Barad, intentionality according to Bohr, and QMT

Stil in the first chapter of “Meeting Universe Half Way”  that impressed me so much from the getgo and new directions for my thinking are opening up as fast as they can. I like Barad’s exercise in analogical thinking, though she exposed such thinking as one of the major flaws in Frayn’s work in addition to unapologetically turning a blind eye to actual historicacl accounts. On page six, Barad writes about analagical thinking:
“analogical thinking (…) so often produced unsatisfactory understandings of the relevant issues.”

Later, she uses it to demonstrate what this kind of thinking can still produce if the thinker actually bothers to apply the theory correctly. She expands on the principle of complimnetarity proposed by Bohr, and shows how it leads to very different conclusions from Frayn’s. She writes,

“according to Bohr, we shouldn’t rely on the metaphysical presuppositions of classical physics (which Bohr claims is the basis for our common-sense perception of reality); rather, what we need to do is attend to the actual experimental conditions that would enable us to measure and make sense of the notion of intentional states ofmind. In the absence of such conditions, not only is the notion of an ‘‘intentional state of mind’’ meaningless, but there is no corresponding determinate fact of the matter. To summarize, the crucial point is not merely that intentional states are inherently unknowable, but that the very nature of intentionality needs to be rethought.” (pp. 21, 22)

Her exercise illustrates both the folly of Frayn’s logic and the way Bohr’s principle of complimentarity relate to philosophy. Brilliant!

So what of intentionality? As I read Barad’s application of this principle in the Frayns play context, i thought about how traditional research methods (both qual and quant) often focus on causality, the need to arrive at the root of things, but when it comes to social science these goals actually assume that an action or a behavior was intentional.

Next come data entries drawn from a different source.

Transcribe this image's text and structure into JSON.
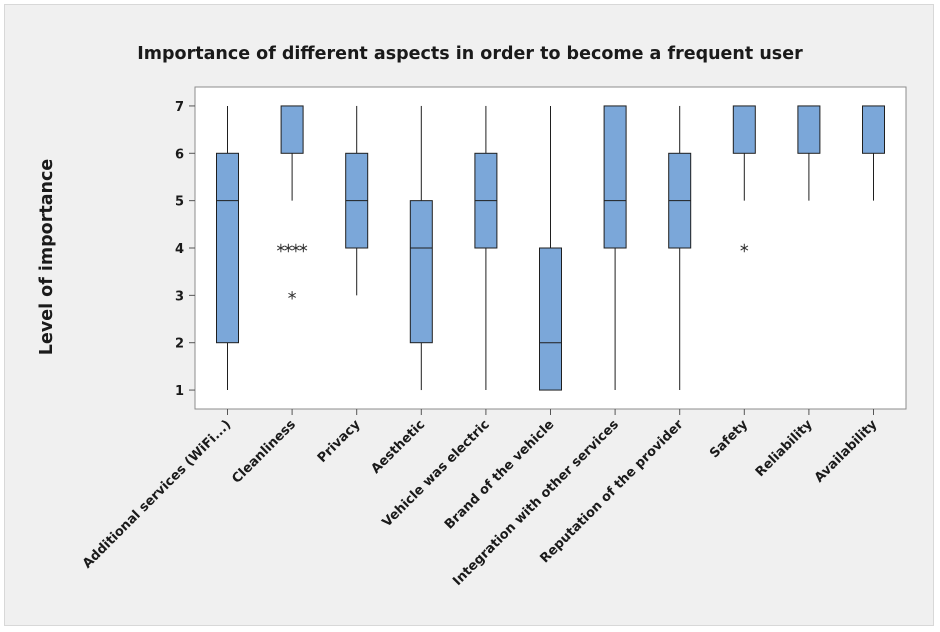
{
  "chart_data": {
    "type": "boxplot",
    "title": "Importance of different aspects in order to become a frequent user",
    "ylabel": "Level of importance",
    "xlabel": "",
    "ylim": [
      0.6,
      7.4
    ],
    "yticks": [
      1,
      2,
      3,
      4,
      5,
      6,
      7
    ],
    "grid": false,
    "box_color": "#7ba7d9",
    "box_edge_color": "#1f1f1f",
    "outlier_marker": "asterisk",
    "categories": [
      "Additional services (WiFi...)",
      "Cleanliness",
      "Privacy",
      "Aesthetic",
      "Vehicle was electric",
      "Brand of the vehicle",
      "Integration with other services",
      "Reputation of the provider",
      "Safety",
      "Reliability",
      "Availability"
    ],
    "boxes": [
      {
        "whisker_low": 1,
        "q1": 2,
        "median": 5,
        "q3": 6,
        "whisker_high": 7,
        "outliers": []
      },
      {
        "whisker_low": 5,
        "q1": 6,
        "median": 7,
        "q3": 7,
        "whisker_high": 7,
        "outliers": [
          4,
          4,
          4,
          4,
          3
        ]
      },
      {
        "whisker_low": 3,
        "q1": 4,
        "median": 5,
        "q3": 6,
        "whisker_high": 7,
        "outliers": []
      },
      {
        "whisker_low": 1,
        "q1": 2,
        "median": 4,
        "q3": 5,
        "whisker_high": 7,
        "outliers": []
      },
      {
        "whisker_low": 1,
        "q1": 4,
        "median": 5,
        "q3": 6,
        "whisker_high": 7,
        "outliers": []
      },
      {
        "whisker_low": 1,
        "q1": 1,
        "median": 2,
        "q3": 4,
        "whisker_high": 7,
        "outliers": []
      },
      {
        "whisker_low": 1,
        "q1": 4,
        "median": 5,
        "q3": 7,
        "whisker_high": 7,
        "outliers": []
      },
      {
        "whisker_low": 1,
        "q1": 4,
        "median": 5,
        "q3": 6,
        "whisker_high": 7,
        "outliers": []
      },
      {
        "whisker_low": 5,
        "q1": 6,
        "median": 7,
        "q3": 7,
        "whisker_high": 7,
        "outliers": [
          4
        ]
      },
      {
        "whisker_low": 5,
        "q1": 6,
        "median": 7,
        "q3": 7,
        "whisker_high": 7,
        "outliers": []
      },
      {
        "whisker_low": 5,
        "q1": 6,
        "median": 7,
        "q3": 7,
        "whisker_high": 7,
        "outliers": []
      }
    ]
  }
}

Here is another, more practical example: cover letters, or how abobut the times when i had to write several letters to explain why i want to be in this grad program or that one. Every time i struggled to find words. Now I realize that the trouble came from the obligation to explain my intentions, but intentions, as it turns out, are a very complicated matter. Each time, I managed to free a strand or two from the tangled up mess I encountered as I wrote, but I could never bear to go back to re-read my letters of intention after I submitted them. The thought of reading them again causes me a very-near-physical pain; they make me cringe. It is a highly reflexive process, and I muse at how other people do it. I never heard anyone complain about how writing a cover letter is a deeply conflicted activity.